With that in mind, members of Sandy Hook Promise are looking to garner support from people all over the world. They are asking people to visit their website — www.sandyhookpromise.org — and promise that “this time there will be change." 

The website’s homepage says:

"I promise to honor the 26 lives lost at Sandy Hook Elementary School. I promise to do everything I can to encourage and support common sense solutions to make my community and our country safer from similar acts of violence.”

"This is a promise to do everything in our power to be remembered not as the town filled with grief and victims, but as the place where real change began," Nicole Hockley said.

'I Don't Want There to be a Next Time'

The pain is still extremely raw for Nicole Hockley.

“Sometimes it feels like it was just yesterday; other times it feels like many years have passed. …It’s so hard to believe he’s gone,” she said. “I still find myself reaching for Dylan’s hand to walk through the parking lot, or expect him to come crawling in to bed for morning cuddles before he goes off to school.”

She said some her suffering has been eased by the tremendous outpouring of support from people all over the world, in particular those who have been through similar tragedies in Aurora, Texas, Columbine, Colo., and Blacksburg, Va.

People in those communities, whose hearts were also broken by a maniacal gunman, have done their best to pay forward the graciousness they, too, received after their respective tragedies.

But Hockley hopes she will never have to console another grieving family after a school shooting.

“I do not want to be someone sharing my experience and consoling someone next time; I don’t want there to be a next time,” she said.

'Doing Nothing…No Longer an Option'

Sandy Hook Promise wants to open a dialogue about responsible change.

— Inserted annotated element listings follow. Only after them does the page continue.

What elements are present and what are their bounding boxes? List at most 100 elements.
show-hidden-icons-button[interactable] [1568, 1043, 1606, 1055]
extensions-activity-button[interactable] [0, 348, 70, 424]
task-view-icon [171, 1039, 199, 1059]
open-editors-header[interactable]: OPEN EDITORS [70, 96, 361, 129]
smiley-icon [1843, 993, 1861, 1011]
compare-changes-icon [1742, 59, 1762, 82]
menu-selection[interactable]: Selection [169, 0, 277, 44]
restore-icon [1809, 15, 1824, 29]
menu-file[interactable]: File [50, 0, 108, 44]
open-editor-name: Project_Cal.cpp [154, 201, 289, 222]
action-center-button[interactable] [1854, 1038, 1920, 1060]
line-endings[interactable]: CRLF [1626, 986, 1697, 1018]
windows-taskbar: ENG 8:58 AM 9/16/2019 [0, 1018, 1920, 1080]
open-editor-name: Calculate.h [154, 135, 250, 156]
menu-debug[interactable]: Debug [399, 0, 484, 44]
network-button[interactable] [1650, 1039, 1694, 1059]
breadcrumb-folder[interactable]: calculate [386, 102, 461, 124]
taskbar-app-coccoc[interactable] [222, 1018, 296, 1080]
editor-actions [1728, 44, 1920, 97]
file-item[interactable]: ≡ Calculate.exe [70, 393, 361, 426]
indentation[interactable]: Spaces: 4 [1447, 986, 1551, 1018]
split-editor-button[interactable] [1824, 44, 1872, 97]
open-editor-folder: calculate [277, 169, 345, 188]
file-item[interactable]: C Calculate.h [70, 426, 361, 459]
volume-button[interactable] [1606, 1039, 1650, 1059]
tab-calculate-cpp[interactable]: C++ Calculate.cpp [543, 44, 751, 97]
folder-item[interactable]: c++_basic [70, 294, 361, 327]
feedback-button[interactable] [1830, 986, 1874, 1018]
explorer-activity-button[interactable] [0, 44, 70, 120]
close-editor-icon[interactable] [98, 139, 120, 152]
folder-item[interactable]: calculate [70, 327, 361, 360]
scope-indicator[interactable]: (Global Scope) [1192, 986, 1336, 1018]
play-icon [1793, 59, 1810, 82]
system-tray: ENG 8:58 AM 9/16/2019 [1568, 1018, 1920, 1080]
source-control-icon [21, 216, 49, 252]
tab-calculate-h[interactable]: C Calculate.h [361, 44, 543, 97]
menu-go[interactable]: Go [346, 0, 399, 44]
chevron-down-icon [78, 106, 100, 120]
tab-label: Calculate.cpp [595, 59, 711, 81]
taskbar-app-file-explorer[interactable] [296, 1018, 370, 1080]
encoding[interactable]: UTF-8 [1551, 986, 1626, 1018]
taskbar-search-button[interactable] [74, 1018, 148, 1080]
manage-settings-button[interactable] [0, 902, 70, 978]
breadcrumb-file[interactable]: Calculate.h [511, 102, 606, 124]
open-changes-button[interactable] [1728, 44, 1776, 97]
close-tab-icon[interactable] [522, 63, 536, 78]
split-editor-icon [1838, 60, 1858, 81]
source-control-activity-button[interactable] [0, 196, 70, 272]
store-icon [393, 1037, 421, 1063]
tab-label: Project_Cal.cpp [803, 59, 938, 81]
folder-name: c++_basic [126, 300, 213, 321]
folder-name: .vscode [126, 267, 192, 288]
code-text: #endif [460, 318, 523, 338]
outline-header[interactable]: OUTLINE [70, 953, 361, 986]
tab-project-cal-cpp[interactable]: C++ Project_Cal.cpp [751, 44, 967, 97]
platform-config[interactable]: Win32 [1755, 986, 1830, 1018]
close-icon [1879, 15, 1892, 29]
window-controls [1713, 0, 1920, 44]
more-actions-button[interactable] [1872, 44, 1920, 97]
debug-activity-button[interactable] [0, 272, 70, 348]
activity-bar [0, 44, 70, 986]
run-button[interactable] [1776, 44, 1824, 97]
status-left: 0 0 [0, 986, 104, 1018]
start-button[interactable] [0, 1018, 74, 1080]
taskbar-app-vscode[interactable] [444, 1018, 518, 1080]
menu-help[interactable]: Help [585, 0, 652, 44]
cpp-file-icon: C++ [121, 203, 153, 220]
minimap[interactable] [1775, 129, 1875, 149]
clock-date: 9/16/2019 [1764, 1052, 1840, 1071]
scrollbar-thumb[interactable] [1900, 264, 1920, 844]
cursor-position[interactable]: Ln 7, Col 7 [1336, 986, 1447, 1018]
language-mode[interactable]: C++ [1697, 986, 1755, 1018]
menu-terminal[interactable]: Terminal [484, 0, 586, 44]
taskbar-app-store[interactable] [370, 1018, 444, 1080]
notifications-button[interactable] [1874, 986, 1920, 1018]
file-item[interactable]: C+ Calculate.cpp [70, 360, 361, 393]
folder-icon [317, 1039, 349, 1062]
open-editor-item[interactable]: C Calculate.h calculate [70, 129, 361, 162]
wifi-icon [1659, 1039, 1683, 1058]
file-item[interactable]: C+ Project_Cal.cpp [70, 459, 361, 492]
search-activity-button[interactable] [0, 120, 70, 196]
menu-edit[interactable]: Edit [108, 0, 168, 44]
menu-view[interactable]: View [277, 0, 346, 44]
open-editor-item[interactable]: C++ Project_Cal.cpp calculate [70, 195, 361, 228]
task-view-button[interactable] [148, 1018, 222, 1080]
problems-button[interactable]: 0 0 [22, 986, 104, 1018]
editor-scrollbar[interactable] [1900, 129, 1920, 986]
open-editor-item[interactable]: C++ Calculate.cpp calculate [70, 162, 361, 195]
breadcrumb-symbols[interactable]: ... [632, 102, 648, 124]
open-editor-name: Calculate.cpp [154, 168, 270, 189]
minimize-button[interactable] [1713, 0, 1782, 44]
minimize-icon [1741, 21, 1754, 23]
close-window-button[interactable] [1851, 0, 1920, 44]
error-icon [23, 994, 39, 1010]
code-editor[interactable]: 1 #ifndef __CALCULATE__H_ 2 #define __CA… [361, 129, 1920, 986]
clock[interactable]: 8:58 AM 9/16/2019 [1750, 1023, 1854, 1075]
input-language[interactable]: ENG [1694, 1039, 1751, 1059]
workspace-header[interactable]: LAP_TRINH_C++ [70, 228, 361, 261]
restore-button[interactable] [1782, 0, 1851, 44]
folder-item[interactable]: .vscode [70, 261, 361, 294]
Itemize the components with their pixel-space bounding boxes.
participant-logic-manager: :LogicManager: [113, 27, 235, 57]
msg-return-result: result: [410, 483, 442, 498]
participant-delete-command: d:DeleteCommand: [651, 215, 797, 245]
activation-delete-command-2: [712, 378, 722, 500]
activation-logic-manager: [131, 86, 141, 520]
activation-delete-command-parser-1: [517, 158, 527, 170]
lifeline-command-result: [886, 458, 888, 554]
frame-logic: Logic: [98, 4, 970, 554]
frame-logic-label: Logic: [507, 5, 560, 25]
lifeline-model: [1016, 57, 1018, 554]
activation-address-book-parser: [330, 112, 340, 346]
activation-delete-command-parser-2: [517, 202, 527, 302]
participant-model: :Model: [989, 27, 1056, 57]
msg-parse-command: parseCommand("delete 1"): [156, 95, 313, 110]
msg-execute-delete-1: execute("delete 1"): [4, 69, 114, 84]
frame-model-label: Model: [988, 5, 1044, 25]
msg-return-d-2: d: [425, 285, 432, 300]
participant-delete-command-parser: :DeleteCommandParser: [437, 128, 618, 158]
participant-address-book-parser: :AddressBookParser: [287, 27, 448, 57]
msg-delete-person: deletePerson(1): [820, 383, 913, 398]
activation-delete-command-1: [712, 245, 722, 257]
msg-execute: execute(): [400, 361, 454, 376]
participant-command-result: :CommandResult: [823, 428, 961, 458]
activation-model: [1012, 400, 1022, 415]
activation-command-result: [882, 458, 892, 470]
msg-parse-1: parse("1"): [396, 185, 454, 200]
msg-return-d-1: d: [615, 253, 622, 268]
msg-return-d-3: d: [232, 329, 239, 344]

Its members want people to discuss their concerns with Congress, with their state officials, with each other and with their children around the dinner table.

Sandy Hook Promise co-founder Tom Bittman said people need to look within themselves to see how changes can be made.

“There are steps government can take. There are laws Congress can make,” he said. But in order for real change to come, he said, “We have to fundamentally change our approach. It’s not just what government should do. It’s not just what I should do. It’s not just what you should do. It’s what we should do together.”

He said that if Sandy Hook Promise fulfills its mission, then Newtown will be remembered for change, not this tragedy. He said the Sandy Hook shootings should be recalled as a turning point when communities across the country bonded and forged real change.

“Doing nothing is no longer an option,” he said. “We have let this happen too many times. If we want real change, we have to think, we have to act, and we have to talk differently." 

While topics such as gun control and politics have been discussed since Dec. 14, Sandy Hook co-founder Tim Makris brought it back Monday to heart of the matter: how changes should ultimately help people. 

“Children deserve to wake up in the morning unafraid to go to school,” he said. “Parents deserve to know that when they send their kids off to school in the morning, they are going to come home.”